Red Wine Compound Activates Gene Needed for Healthy Cells


By Ryan Flinn – Mar 7, 2013 3:00 PM AT

Karen Bleier/AFP via Getty Images
Cabernet Sauvignon grapes on the vine in Amissville, Virginia.

Harvard scientists said they have settled a debate over whether a compound found in red wine activates a gene that keeps cells healthy.

Researchers repeated a 10-year old study using a new method to validate earlier findings that resveratrol turns on a gene that recharges mitochondria, tiny structures that produce fuel for cells. By revving up mitochondria, the agent may protect against aging-related diseases, said David Sinclair, a Harvard Medical School genetics professor and the study’s senior author.

Sinclair’s earlier research was disputed in studies in 2009 and 2010 saying that resveratrol only activated the gene, a sirtuin called SIRT1, in experiments that used a synthetic fluorescent chemical to track activity. Since these chemicals aren’t found in cells or nature,other studies said the effect would only work in lab tests and not in humans. The new study, published today in the journal Science, got rid of the chemical.

“Controversy is a difficult thing to deal with, and I hope this paper gives some clarity to the field,” Sinclair said in a telephone interview.

The Harvard group set out to see if the effect was an artifact of the synthetic chemicals or was something that occurred naturally as well. They swapped out the fluorescent chemicals for a group of naturally occurring amino acids, including tryptophan, and found resveratrol did activate SIRT1.

Resveratrol Drugs

Sinclair’s earlier work led to the formation of Sirtris Pharmaceuticals which focuses on developing drugs from resveratrol. GlaxoSmithKline Plc (GSK) acquired the company in 2008 for $720 million. A little more than two years later, Glaxo shelved development of the lead compound from that acquisition, SRT501, when the medicine didn’t appear to work well enough in cancer patients and worsened kidney damage.

Resveratrol is currently being tested in at least two dozen clinical trials to gauge its effects on human health. It’s also packaged as a natural supplement, with $34 million in U.S. sales last year, according to the Nutrition Business Journal.

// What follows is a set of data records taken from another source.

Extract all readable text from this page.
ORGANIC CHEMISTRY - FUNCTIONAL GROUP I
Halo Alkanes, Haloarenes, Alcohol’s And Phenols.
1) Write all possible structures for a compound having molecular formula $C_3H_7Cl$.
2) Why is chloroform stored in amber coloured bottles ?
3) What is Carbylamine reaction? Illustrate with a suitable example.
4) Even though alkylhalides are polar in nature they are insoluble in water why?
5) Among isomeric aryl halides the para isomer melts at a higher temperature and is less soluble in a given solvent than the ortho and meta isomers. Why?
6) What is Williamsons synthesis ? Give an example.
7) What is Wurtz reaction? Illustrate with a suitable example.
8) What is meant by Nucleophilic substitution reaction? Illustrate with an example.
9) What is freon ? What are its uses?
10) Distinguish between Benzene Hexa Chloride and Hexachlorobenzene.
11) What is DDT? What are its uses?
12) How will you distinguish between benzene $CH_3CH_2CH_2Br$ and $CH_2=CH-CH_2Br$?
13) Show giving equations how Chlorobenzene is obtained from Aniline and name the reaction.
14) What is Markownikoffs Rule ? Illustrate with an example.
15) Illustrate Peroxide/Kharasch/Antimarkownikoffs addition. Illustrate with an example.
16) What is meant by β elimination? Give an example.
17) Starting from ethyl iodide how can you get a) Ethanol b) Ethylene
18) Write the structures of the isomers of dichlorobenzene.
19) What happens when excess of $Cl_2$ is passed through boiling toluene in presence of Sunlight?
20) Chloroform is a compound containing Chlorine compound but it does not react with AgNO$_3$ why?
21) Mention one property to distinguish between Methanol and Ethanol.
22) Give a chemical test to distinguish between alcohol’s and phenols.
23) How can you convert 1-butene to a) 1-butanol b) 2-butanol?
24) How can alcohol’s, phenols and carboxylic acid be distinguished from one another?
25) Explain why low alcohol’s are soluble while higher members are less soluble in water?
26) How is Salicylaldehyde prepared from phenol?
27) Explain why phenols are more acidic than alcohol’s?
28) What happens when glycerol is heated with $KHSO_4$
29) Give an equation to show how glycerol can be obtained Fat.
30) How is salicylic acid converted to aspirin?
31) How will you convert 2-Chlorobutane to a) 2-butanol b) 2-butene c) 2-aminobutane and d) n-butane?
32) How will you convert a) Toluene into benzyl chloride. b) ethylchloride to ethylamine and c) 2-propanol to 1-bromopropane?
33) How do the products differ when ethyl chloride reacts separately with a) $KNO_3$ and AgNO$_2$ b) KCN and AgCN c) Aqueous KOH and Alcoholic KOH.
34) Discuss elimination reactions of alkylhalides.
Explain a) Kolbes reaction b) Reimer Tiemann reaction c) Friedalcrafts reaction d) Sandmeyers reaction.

Further doubt was cast on resveratrol’s abilities after a prominent researcher and promoter of the compound, Dipak Das, who was the director of the University of Connecticut Health Center’s cardiovascular research center, was found to have fabricated and falsified data in numerous studies.

Overall, not enough evidence currently exists to recommend the compound for the prevention of lifestyle diseases, such as cancer, diabetes and heart disease, the 2nd International Science Conference on Resveratrol and Health, held in December at the University of Leicester, Englandconcluded. Still, its effects in animals shouldn’t be dismissed, Ole Vang, chairman of the conference’s scientific committee, said in an e-mail.

“Several markers for various cancers, coronary heart disease as well as diabetes are clearly reduced in experimental animals by resveratrol,” Vang wrote. “So it does have a promising effect in these models, but we can’t translate this promising effect directly to humans.”

More research is needed to test whether patients can benefit from these studies, he said.